Speaking candidly about his true passion, gymnastics, Robin finds that its evolution over the years has somewhat waned with regard to the raw thrill of the craft. It has lost much of its authenticity and heart-stopping action: where he would pass though flaming cycle rings back in the day, at present, the same act is performed with hoops large enough for small cars to pass through.

Furthermore, Robin believes that there isn’t a future for stuntmen in the local industry anymore. He echoes the subject of cost once more. With the desire to keep up with the few storylines that sell, there is no incentive for the talents of gymnasts and stuntmen to be honed. But he doesn’t blame anyone for this state of affairs. “The industry is rapidly changing and we must do what we can to survive within it and make the best out of the situation,” he says. Even in the past, we are told, only a small percentage of the film budget was allocated towards fight and stunt sequences. Robin himself was paid Rs. 300 for his first film.

During his five-decade long career, he is proud to say that there has not been a single scandal or gossip  involving him. The reason for this was his work ethic of keeping his work and personal life as separate entities. Joining the industry was his way to showcase his knowledge in a craft which he had nurtured. He loved his trade and focused on doing his best. “It was my job, and doing my job came first. I made that resolution from day one, and stuck to that throughout.” His greatest recognition for his craft is the appreciation and acknowledgement received for his work, as well as the love and support from his fans.

robin-fernando-with-his-wife-violet-fernandoOn the subject of his family, Robin married his true love, Violet, in 1964. Robin says: “I have a wonderful and a loving wife at home, who has been a tower of strength to me right throughout my career and still continues to stand beside me.”
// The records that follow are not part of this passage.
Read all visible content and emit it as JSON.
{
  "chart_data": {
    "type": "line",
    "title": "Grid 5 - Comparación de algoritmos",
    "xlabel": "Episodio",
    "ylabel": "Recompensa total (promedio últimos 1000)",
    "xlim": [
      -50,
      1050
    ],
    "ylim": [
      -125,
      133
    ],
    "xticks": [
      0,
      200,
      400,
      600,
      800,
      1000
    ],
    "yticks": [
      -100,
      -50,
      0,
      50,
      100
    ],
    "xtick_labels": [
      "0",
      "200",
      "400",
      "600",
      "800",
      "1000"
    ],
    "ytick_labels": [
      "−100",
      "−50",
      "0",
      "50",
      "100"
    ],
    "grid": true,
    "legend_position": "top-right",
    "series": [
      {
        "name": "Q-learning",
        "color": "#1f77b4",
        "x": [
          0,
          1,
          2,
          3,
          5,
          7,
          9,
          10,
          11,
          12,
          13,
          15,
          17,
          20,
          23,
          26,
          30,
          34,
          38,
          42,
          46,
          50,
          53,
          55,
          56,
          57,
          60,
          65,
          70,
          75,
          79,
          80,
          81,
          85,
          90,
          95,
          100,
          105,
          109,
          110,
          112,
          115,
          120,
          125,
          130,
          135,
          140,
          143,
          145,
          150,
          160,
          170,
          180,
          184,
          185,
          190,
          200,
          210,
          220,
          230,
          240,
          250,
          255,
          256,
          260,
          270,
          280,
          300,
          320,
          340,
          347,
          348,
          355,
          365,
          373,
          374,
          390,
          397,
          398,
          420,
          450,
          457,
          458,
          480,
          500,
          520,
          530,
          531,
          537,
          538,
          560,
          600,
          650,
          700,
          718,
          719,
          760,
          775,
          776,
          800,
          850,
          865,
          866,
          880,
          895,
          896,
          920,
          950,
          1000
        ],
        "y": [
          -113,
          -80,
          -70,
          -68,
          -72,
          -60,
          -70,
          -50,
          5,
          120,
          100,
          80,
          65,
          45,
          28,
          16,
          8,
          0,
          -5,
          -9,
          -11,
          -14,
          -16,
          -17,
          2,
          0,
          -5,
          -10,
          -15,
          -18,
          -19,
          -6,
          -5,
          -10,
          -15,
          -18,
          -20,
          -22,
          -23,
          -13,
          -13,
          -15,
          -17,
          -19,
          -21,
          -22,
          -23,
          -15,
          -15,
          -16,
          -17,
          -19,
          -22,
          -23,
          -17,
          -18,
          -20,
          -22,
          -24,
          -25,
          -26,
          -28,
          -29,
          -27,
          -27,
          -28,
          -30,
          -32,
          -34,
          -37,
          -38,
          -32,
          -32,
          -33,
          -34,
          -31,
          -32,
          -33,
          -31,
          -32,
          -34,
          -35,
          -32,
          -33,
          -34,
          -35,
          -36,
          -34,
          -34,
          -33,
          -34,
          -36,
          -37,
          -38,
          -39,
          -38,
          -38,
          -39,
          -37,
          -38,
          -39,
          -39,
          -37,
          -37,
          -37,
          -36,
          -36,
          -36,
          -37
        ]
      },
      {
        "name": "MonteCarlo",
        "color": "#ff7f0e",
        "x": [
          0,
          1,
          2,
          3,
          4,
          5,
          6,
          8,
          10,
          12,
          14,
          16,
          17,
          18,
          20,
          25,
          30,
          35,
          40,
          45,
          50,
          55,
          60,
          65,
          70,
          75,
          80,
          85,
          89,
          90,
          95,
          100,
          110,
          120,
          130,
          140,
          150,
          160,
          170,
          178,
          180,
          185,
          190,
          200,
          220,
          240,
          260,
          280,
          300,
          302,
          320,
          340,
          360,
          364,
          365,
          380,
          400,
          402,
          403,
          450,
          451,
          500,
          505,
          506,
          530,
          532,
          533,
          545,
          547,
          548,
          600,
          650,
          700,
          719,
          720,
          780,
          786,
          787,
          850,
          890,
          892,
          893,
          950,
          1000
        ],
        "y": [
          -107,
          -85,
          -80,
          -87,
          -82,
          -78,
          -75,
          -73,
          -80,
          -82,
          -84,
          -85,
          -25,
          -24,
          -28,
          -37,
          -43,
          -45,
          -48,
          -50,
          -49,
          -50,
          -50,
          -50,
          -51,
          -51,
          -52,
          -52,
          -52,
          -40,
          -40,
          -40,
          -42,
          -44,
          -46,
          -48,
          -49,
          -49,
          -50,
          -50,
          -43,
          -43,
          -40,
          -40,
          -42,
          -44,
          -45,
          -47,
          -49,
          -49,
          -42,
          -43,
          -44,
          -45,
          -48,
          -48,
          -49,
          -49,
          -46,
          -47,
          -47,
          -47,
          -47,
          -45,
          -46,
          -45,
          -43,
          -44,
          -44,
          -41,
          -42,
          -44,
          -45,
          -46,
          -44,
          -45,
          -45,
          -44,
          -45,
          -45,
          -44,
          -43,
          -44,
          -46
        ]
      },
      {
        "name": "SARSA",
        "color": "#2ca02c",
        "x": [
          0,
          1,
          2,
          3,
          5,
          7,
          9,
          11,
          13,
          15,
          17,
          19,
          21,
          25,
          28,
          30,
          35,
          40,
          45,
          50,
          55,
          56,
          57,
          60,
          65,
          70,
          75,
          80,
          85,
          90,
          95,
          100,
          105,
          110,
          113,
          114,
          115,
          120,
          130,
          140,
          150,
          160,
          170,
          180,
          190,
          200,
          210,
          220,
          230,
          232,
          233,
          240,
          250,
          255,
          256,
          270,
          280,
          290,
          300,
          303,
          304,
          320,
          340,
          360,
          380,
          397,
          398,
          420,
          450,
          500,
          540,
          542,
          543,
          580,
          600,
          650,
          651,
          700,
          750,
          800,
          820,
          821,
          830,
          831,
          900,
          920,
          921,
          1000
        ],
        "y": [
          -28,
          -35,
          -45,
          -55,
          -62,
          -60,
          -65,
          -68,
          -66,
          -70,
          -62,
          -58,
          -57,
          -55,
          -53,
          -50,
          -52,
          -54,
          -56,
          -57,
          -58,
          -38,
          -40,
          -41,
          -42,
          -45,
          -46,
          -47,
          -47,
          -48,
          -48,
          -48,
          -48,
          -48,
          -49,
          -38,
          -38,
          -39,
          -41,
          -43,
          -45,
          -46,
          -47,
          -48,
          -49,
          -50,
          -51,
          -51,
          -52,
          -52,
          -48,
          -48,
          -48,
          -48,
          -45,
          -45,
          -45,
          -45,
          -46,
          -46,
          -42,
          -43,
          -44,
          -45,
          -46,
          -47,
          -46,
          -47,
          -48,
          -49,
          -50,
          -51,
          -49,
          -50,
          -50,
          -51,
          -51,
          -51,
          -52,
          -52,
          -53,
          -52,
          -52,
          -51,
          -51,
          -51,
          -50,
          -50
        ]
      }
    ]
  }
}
They have two children, Eranthika, his daughter, who is an executive at SriLankan Airlines and son, Channa, general manager of Sovereign Hotel. Through all his roles, his favorite thus far has been that of a grandfather to his two grandsons and two granddaughters. His beloved alma mater, St Benedict’s College, still remains close to his heart. “It was through their training that I achieved all that I have today.” Robin is never to be seen attending college functions without sporting his school blazer emblazoned with the college crest, proudly displaying his love for his school.

Robin has no regrets. He enjoyed all that he did and was first and foremost a dedicated gymnast which was what enabled him to attain a long and fruitful career as an actor and director. More than acting, he is happy to have given back to the society by conveying a message through the medium of art.